Passwords Are Dead
It’s hard to miss headlines related to the latest data breach. Breaches occur regularly, resulting in massive quantities of stolen usernames and passwords. A large data breach at a social networking site in 2012 has recently resurfaced because the attackers are selling the email addresses and associated passwords of over 117 million users. It is apparent that the traditional username and password – an example of single-factor authentication – is no longer enough to protect an individual or organization’s sensitive data. To reduce the risk of credential and data theft, as well as fraud, organizations must consider adopting multifactor authentication (MFA) as the new standard for accessing information and other resources from the organizations’ externally facing IT systems.
MFA uses a combination of at least two of the three types of independent mechanisms for authenticating that users are who they say they are. A mechanism can require something only the user knows, something only the user has, or something only the user is. For example, requiring a password (something you know) and a key fob (something you have) is a form of MFA, and so is requiring a password and a biometric verification like a fingerprint (something you are).
Organizations have been slow to adopt MFA because of multiple hurdles, including:
- Implementation cost – The cost of the required hardware is considered too high for the additional security MFA can offer.
- Maintenance cost – IT department budgets sometimes are unable to support the ongoing cost of purchasing, licensing, managing, and maintaining new systems.
- Lack of expertise or capacity to implement – IT departments sometimes have insufficient knowledge or capacity to implement and maintain the often complex technology.
- End-user annoyance – The additional step to authenticate is considered a hindrance by end users whose central concern is not security.
In recent years, MFA vendors have implemented more streamlined and affordable solutions that address these long-standing hurdles.
Solutions by MFA vendors have advanced such that an end user no longer needs to carry a key fob or smart card. The most common secondary authentication mechanism uses the technology most people have with them the majority of the time: mobile devices.

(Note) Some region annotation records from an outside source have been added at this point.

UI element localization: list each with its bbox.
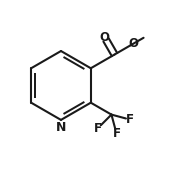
Text: F: F [126,113,134,126]
Text: O: O [100,31,110,44]
Text: F: F [112,127,120,140]
Text: F: F [94,122,102,135]
Text: N: N [56,121,66,134]
Text: O: O [128,37,138,50]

Vendors now provide an array of options that companies can choose from when implementing MFA technology:
- Push notifications – An end user installs an application on a smartphone and accepts or denies requests to authenticate his or her identity in order to access company resources. IT staff can be notified of a potential compromise when the authentication is denied.
- Text messaging – When an end user attempts an authentication, a text message is sent to that user, the user replies, and then the user receives a one-time password (OTP).
- Certificates – A certificate is installed on an end user’s device, such as a company-owned laptop, and the device is trusted for a certain period of time. Upon expiration, the certificate is revoked and requires authentication again.
- Phone calls – An automated system calls the end user’s phone number on file, and the user receives an OTP or simply selects the star or pound symbol to verify his or her identity. Phone calls have the added advantage of supporting users without smartphones.
Although not all MFA vendors offer the solutions described here, implementing MFA is more reasonable and cost-effective for organizations than in the past, and the technology continues to evolve. To alleviate staffing issues and the cost of managing additional hardware and software, MFA vendors also offer cloud software as a service (SaaS) solutions. The current trend in MFA services is to reduce the internal IT management that organizations require and to make authentication easier for the end user.
If budget constraints are keeping an organization from adopting MFA, the organization should use a risk-based approach to implement the technology. The organization should focus MFA implementation efforts on the largest attack vector – that is, the organization’s externally facing devices such as email, virtual private networks (VPNs), and remote-access technology.
MFA might not be a silver bullet for preventing cybersecurity attacks; it is, however, a front-line defense against credential theft, which results in breaches that put valuable data at risk. As more organizations adopt MFA, such occurrences will likely decline steadily.